The study cites how the drainage systems of the Tagoloan and the Cagayan Rivers which box in the city on the east and west are fed by rainfall from Bukidnon’s high plateau, which has an annual volume over 60% higher than that of the city itself.
He notes how Cagayan de Oro itself is a rapidly expanding urban heat sink which enhances evaporation and aggravates the build up of moisture in the hills above the city, triggering even more rain.
“In fact, a JICA study submitted to the National Water Resource Bureau estimates that from 2005 to 2025, Region X will show the highest levels of water available in the country.” JICA (Japan International Cooperation Agency) is the independent governmental agency that coordinates the Japanese government’s official development assistance (ODA) to developing countries.

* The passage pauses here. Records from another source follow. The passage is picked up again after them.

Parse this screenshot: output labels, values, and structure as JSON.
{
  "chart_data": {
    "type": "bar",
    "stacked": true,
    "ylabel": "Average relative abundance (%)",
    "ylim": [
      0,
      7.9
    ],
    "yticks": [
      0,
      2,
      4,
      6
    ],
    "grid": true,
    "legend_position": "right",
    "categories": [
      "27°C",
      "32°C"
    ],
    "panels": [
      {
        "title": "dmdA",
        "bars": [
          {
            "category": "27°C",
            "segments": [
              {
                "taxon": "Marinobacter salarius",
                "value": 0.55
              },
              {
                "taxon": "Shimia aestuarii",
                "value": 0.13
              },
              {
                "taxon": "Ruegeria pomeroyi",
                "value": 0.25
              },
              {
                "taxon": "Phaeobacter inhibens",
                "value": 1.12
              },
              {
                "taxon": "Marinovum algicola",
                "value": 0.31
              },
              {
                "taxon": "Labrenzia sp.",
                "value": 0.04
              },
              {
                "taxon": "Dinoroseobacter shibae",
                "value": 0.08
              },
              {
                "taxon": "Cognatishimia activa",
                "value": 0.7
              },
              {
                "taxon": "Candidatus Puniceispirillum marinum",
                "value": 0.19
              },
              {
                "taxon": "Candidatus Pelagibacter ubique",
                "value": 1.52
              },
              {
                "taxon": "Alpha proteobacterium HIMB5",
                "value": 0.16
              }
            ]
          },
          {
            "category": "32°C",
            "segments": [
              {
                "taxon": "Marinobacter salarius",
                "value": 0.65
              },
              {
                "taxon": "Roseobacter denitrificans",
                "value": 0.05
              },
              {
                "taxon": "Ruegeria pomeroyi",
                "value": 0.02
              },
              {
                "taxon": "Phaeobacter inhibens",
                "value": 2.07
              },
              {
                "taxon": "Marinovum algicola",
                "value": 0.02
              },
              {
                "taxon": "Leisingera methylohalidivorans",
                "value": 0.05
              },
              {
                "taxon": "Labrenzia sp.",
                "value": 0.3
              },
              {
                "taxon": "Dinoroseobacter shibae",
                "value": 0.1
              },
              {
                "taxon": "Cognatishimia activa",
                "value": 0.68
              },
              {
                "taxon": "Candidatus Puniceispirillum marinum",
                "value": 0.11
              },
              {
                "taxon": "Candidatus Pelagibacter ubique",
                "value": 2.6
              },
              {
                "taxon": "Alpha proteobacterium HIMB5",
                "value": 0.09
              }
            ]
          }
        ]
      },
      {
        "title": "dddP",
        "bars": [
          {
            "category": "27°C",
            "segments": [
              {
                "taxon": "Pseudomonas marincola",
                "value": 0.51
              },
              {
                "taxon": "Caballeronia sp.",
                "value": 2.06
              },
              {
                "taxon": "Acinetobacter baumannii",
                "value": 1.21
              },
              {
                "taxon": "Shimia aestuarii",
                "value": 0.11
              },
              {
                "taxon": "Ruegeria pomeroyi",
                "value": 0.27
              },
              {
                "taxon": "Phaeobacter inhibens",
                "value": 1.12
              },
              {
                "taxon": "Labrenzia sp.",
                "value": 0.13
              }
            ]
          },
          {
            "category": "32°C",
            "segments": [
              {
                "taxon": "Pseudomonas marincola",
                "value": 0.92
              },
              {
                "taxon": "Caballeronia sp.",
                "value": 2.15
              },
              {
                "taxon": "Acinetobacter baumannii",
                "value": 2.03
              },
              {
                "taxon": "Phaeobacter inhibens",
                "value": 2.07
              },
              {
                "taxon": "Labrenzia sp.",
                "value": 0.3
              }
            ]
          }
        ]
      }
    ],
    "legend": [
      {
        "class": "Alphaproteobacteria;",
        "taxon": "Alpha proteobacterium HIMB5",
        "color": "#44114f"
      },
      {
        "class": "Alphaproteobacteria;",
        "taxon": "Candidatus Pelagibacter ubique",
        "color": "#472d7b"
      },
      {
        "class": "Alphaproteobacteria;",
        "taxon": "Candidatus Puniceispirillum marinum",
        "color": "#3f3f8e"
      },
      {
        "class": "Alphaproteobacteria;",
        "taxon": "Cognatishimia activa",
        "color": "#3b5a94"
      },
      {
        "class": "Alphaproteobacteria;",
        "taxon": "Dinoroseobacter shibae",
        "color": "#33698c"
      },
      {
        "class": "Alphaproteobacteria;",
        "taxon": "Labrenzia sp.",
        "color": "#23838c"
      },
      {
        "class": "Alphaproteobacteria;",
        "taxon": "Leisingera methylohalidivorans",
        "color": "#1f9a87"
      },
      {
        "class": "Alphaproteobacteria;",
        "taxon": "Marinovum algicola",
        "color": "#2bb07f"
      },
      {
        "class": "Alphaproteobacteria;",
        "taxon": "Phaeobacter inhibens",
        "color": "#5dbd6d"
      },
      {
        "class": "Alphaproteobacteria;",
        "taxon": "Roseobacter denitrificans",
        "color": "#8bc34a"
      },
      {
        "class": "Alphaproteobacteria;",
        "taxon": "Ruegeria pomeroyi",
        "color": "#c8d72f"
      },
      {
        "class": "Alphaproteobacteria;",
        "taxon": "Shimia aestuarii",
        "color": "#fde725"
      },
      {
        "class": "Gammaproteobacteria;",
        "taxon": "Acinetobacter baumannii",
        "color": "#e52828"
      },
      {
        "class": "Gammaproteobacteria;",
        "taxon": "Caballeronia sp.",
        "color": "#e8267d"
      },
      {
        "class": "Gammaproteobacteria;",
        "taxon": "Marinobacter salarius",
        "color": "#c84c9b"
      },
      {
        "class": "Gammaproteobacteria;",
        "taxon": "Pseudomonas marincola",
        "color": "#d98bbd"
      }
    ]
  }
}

Even more than hits from typhoons, it is flash floods from extreme rainfall, flowing down the rivers and running off the slopes of upland Misamis Oriental and Bukidnon that Cagayan de Oro has to watch out for, highlights the WWF-BPI Foundation study.
ITPI committed to developing CdO’s climate-resiliency
“But while the problem is huge, it can be addressed — or at least we’d like to believe so,” said Atty. Leviste. “After all, we’re already invested in the city and we’re investing even more soon,” he added. “We’re in CdO to stay.”
ITPI plans news projects in the city after the success of Primavera Residences, the twin 10-storey towers which incorporate best-in-class passive cooling technologies such as shadow and sunlight control, wind cooling and aerodynamics.
Last December, ITPI disclosed its intent to develop at least US$200 million worth of projects within the next six years, led by a larger mixed-use development in CdO. Architect Nati said ITPI is proud of the new project’s sustainable design which won it the “Most Promising Clean Energy Investment Opportunity in the Philippines” award in 2013 from CTI-PFAN.
Since it was formed in 2009, Italpinas has quickly taken the lead in creating unique property developments in the country’s emerging cities. All of ITPI’s projects —whether current, in the pipeline or on the drawing board — feature sustainable architecture designs that are combined with on-site production of renewable energy.
“To prepare for a future defined by climate change, CdO has to manage its rapid urbanization to lessen the damage from climate change,” Nati said. “One good way to do this is to strategically diffuse population concentrations by building in the less crowded areas of the city, then to put up efficient mass transit and freight transport systems to link these diffuse settlements.”
“New climate-smart infrastructure is also a very important part of creating climate resilient settlements,” Nati said.
“For one, sea levels are expected to rise because of increasing temperatures. With the occasional storm surge, Cagayan de Oro has to retro-fit its seaports,” he said. CdO’s world-class international sea port is an emerging hub in the South China Sea, one of the world’s busiest international sea-lanes.
“We’d like to think we’ve done our small part by developing Primavera Residences in an elevated area that’s virtually flood-free at 110 meters above sea level,” Nati said. “It’s also a much less population-dense area, so we don’t contribute to urban congestion and worsening the city as a heat sink.”
More importantly, he cites how Primavera Residences was designed to lessen its overall energy consumption by around 20 percent through a passive green energy strategy that lessens its carbon footprint.
An active on-site energy generation from photovoltaic or solar cells, which will soon be installed on the roofs of both towers, will increase energy savings further.
Passive cooling techniques used in Primavera include an inner courtyard that combined with each units’ cross-ventilation layout, enhances natural airflow and optimizes natural light. This further decreases air-conditioning use and reduces the need for artificial lights.
The towers also use a shade strategy where cantilevered edges produce shadows that minimize direct sunlight moderating the temperature inside the units.